The district released the findings this week from a July survey of 499 families who are sending their children to other districts. The most disappointing result was that only 27 percent of those families, or just more than 130, responded. Still, we got a few interesting glimpses.
Among those who responded, 20 percent are sending their kids to the Marion home school assistance program. Another 17 percent cited convenience, picking a school close to work, day care, etc., and 13 percent pointed to concerns about “size” of classes, schools and the district. Programs were cited by 8 percent and safety issues by 7 percent, but these are very small samples.
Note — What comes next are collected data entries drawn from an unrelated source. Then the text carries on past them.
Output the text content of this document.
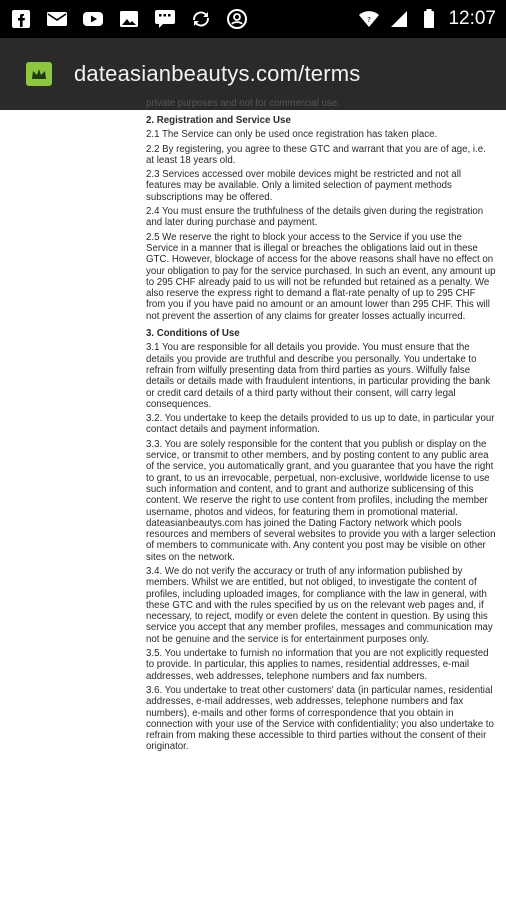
?	12:07
dateasianbeautys.com/terms
private purposes and not for commercial use.
2. Registration and Service Use
2.1 The Service can only be used once registration has taken place.
2.2 By registering, you agree to these GTC and warrant that you are of age, i.e. at least 18 years old.
2.3 Services accessed over mobile devices might be restricted and not all features may be available. Only a limited selection of payment methods subscriptions may be offered.
2.4 You must ensure the truthfulness of the details given during the registration and later during purchase and payment.
2.5 We reserve the right to block your access to the Service if you use the Service in a manner that is illegal or breaches the obligations laid out in these GTC. However, blockage of access for the above reasons shall have no effect on your obligation to pay for the service purchased. In such an event, any amount up to 295 CHF already paid to us will not be refunded but retained as a penalty. We also reserve the express right to demand a flat-rate penalty of up to 295 CHF from you if you have paid no amount or an amount lower than 295 CHF. This will not prevent the assertion of any claims for greater losses actually incurred.
3. Conditions of Use
3.1 You are responsible for all details you provide. You must ensure that the details you provide are truthful and describe you personally. You undertake to refrain from wilfully presenting data from third parties as yours. Wilfully false details or details made with fraudulent intentions, in particular providing the bank or credit card details of a third party without their consent, will carry legal consequences.
3.2. You undertake to keep the details provided to us up to date, in particular your contact details and payment information.
3.3. You are solely responsible for the content that you publish or display on the service, or transmit to other members, and by posting content to any public area of the service, you automatically grant, and you guarantee that you have the right to grant, to us an irrevocable, perpetual, non-exclusive, worldwide license to use such information and content, and to grant and authorize sublicensing of this content. We reserve the right to use content from profiles, including the member username, photos and videos, for featuring them in promotional material. dateasianbeautys.com has joined the Dating Factory network which pools resources and members of several websites to provide you with a larger selection of members to communicate with. Any content you post may be visible on other sites on the network.
3.4. We do not verify the accuracy or truth of any information published by members. Whilst we are entitled, but not obliged, to investigate the content of profiles, including uploaded images, for compliance with the law in general, with these GTC and with the rules specified by us on the relevant web pages and, if necessary, to reject, modify or even delete the content in question. By using this service you accept that any member profiles, messages and communication may not be genuine and the service is for entertainment purposes only.
3.5. You undertake to furnish no information that you are not explicitly requested to provide. In particular, this applies to names, residential addresses, e-mail addresses, web addresses, telephone numbers and fax numbers.
3.6. You undertake to treat other customers' data (in particular names, residential addresses, e-mail addresses, web addresses, telephone numbers and fax numbers), e-mails and other forms of correspondence that you obtain in connection with your use of the Service with confidentiality; you also undertake to refrain from making these accessible to third parties without the consent of their originator.
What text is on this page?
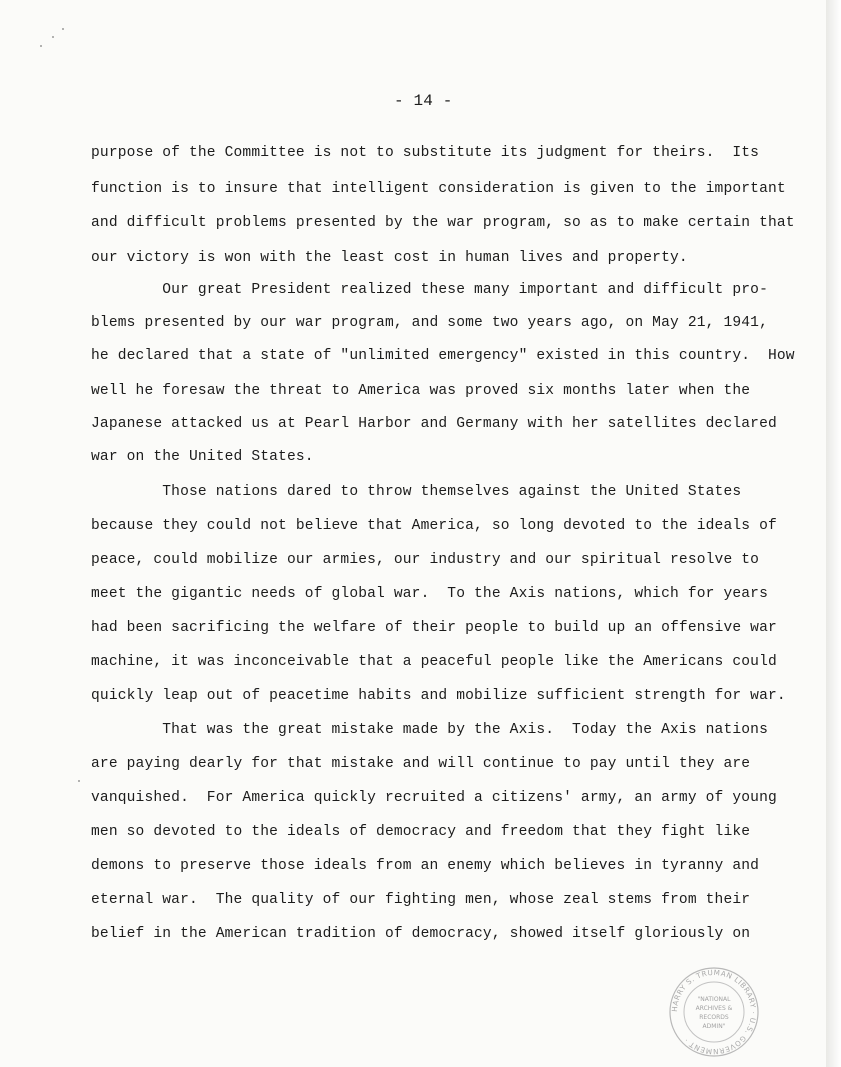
- 14 -
purpose of the Committee is not to substitute its judgment for theirs.  Its
function is to insure that intelligent consideration is given to the important
and difficult problems presented by the war program, so as to make certain that
our victory is won with the least cost in human lives and property.
Our great President realized these many important and difficult pro-
blems presented by our war program, and some two years ago, on May 21, 1941,
he declared that a state of "unlimited emergency" existed in this country.  How
well he foresaw the threat to America was proved six months later when the
Japanese attacked us at Pearl Harbor and Germany with her satellites declared
war on the United States.
Those nations dared to throw themselves against the United States
because they could not believe that America, so long devoted to the ideals of
peace, could mobilize our armies, our industry and our spiritual resolve to
meet the gigantic needs of global war.  To the Axis nations, which for years
had been sacrificing the welfare of their people to build up an offensive war
machine, it was inconceivable that a peaceful people like the Americans could
quickly leap out of peacetime habits and mobilize sufficient strength for war.
That was the great mistake made by the Axis.  Today the Axis nations
are paying dearly for that mistake and will continue to pay until they are
vanquished.  For America quickly recruited a citizens' army, an army of young
men so devoted to the ideals of democracy and freedom that they fight like
demons to preserve those ideals from an enemy which believes in tyranny and
eternal war.  The quality of our fighting men, whose zeal stems from their
belief in the American tradition of democracy, showed itself gloriously on
HARRY S. TRUMAN LIBRARY · U.S. GOVERNMENT ·
"NATIONAL
ARCHIVES &
RECORDS
ADMIN"
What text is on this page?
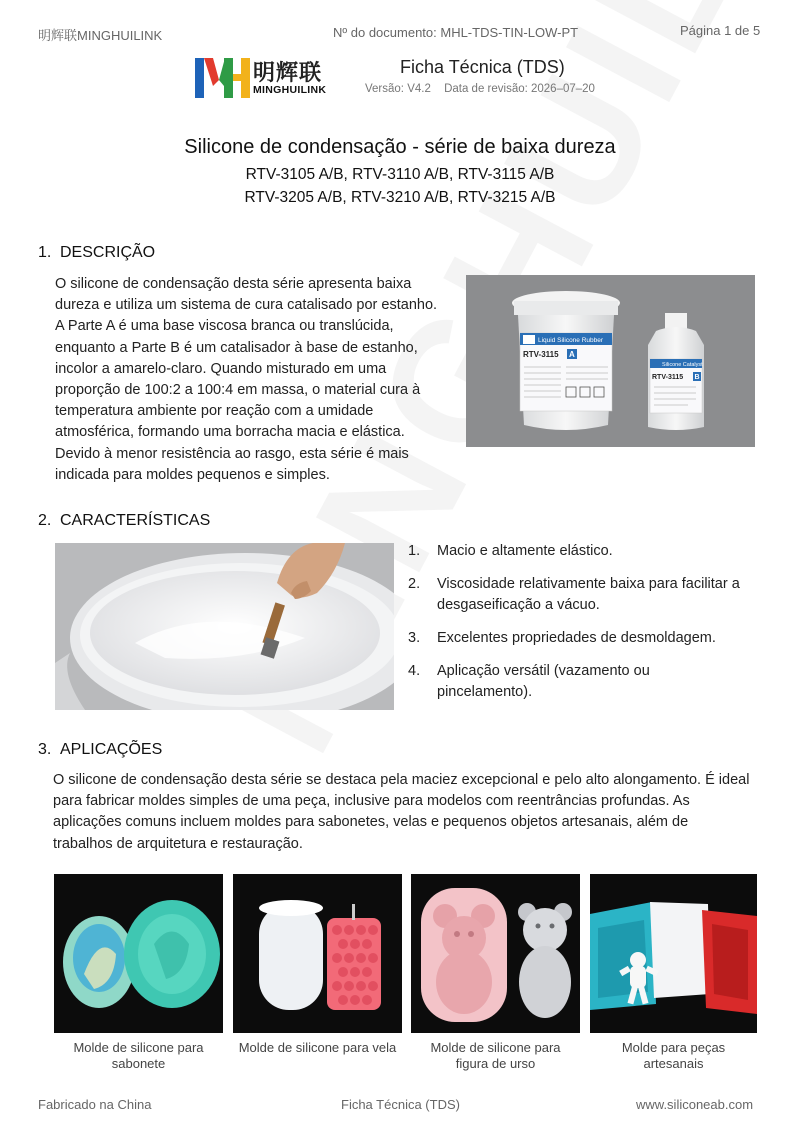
明辉联MINGHUILINK	Nº do documento: MHL-TDS-TIN-LOW-PT	Página 1 de 5
明辉联
MINGHUILINK
Ficha Técnica (TDS)
Versão: V4.2 Data de revisão: 2026–07–20
Silicone de condensação - série de baixa dureza
RTV-3105 A/B, RTV-3110 A/B, RTV-3115 A/B
RTV-3205 A/B, RTV-3210 A/B, RTV-3215 A/B
1. DESCRIÇÃO
O silicone de condensação desta série apresenta baixa
dureza e utiliza um sistema de cura catalisado por estanho.
A Parte A é uma base viscosa branca ou translúcida,
enquanto a Parte B é um catalisador à base de estanho,
incolor a amarelo-claro. Quando misturado em uma
proporção de 100:2 a 100:4 em massa, o material cura à
temperatura ambiente por reação com a umidade
atmosférica, formando uma borracha macia e elástica.
Devido à menor resistência ao rasgo, esta série é mais
indicada para moldes pequenos e simples.
Liquid Silicone Rubber
RTV-3115 A
Silicone Catalyst
RTV-3115 B
2. CARACTERÍSTICAS
1. Macio e altamente elástico.
2. Viscosidade relativamente baixa para facilitar a
desgaseificação a vácuo.
3. Excelentes propriedades de desmoldagem.
4. Aplicação versátil (vazamento ou
pincelamento).
3. APLICAÇÕES
O silicone de condensação desta série se destaca pela maciez excepcional e pelo alto alongamento. É ideal
para fabricar moldes simples de uma peça, inclusive para modelos com reentrâncias profundas. As
aplicações comuns incluem moldes para sabonetes, velas e pequenos objetos artesanais, além de
trabalhos de arquitetura e restauração.
Molde de silicone para
sabonete
Molde de silicone para vela	Molde de silicone para
figura de urso
Molde para peças
artesanais
Fabricado na China	Ficha Técnica (TDS)	www.siliconeab.com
So families have many reasons. Not surprising. Probably the best result was board chairwoman Mary Meisterling’s call for school officials to conduct the survey annually. Maybe, over time, more parents will take part and useful trends will emerge.
A graph in the report showed Cedar Rapids comfortably in the middle of the pack this year among local schools in the percentage of its enrollment leaving the district, lower, for example, than Linn-Mar. But don’t get too comfortable, because the trends remain troubling.
According to certified budget enrollment numbers the district files with the state, the gap between students open enrolling out of and into Cedar Rapids continues to widen.
This year, 987.2 students (some students, such as home-schooled kids, count as less than a full pupil for the purpose of allocating state aid) are open enrolling out, compared with 389.3 open enrolling in. That’s a loss gap of 597.9 students, up from 540.6 a year ago. Over the past 10 years, that gap has grown steadily from 136.4 in 2003-04 to 429.7 in 2010-11 and to nearly 600 today.
Meanwhile, Linn-Mar’s loss gap has been steadily shrinking, from a 452.3 pupil net loss in 2007-2008 to just a 96.1 this year, the smallest gap in the last 10 years.
The reasons for these gaps likely are many and complex. But that gap is important, because the net loss of students is a net loss of state per-pupil funding. Cedar Rapids’ budget is already tight.
So the survey is a good first step toward figuring out what can be done to close that gap. This time, the district didn’t survey hundreds of families who moved into Cedar Rapids but continue to send their kids to schools where they previously lived. I think they should be included in the survey next time.
Board members wondered whether the school district does a good job telling its story to the public. Good question. Many more can be asked. Don’t seek comfort or cover in the numbers. Look for answers.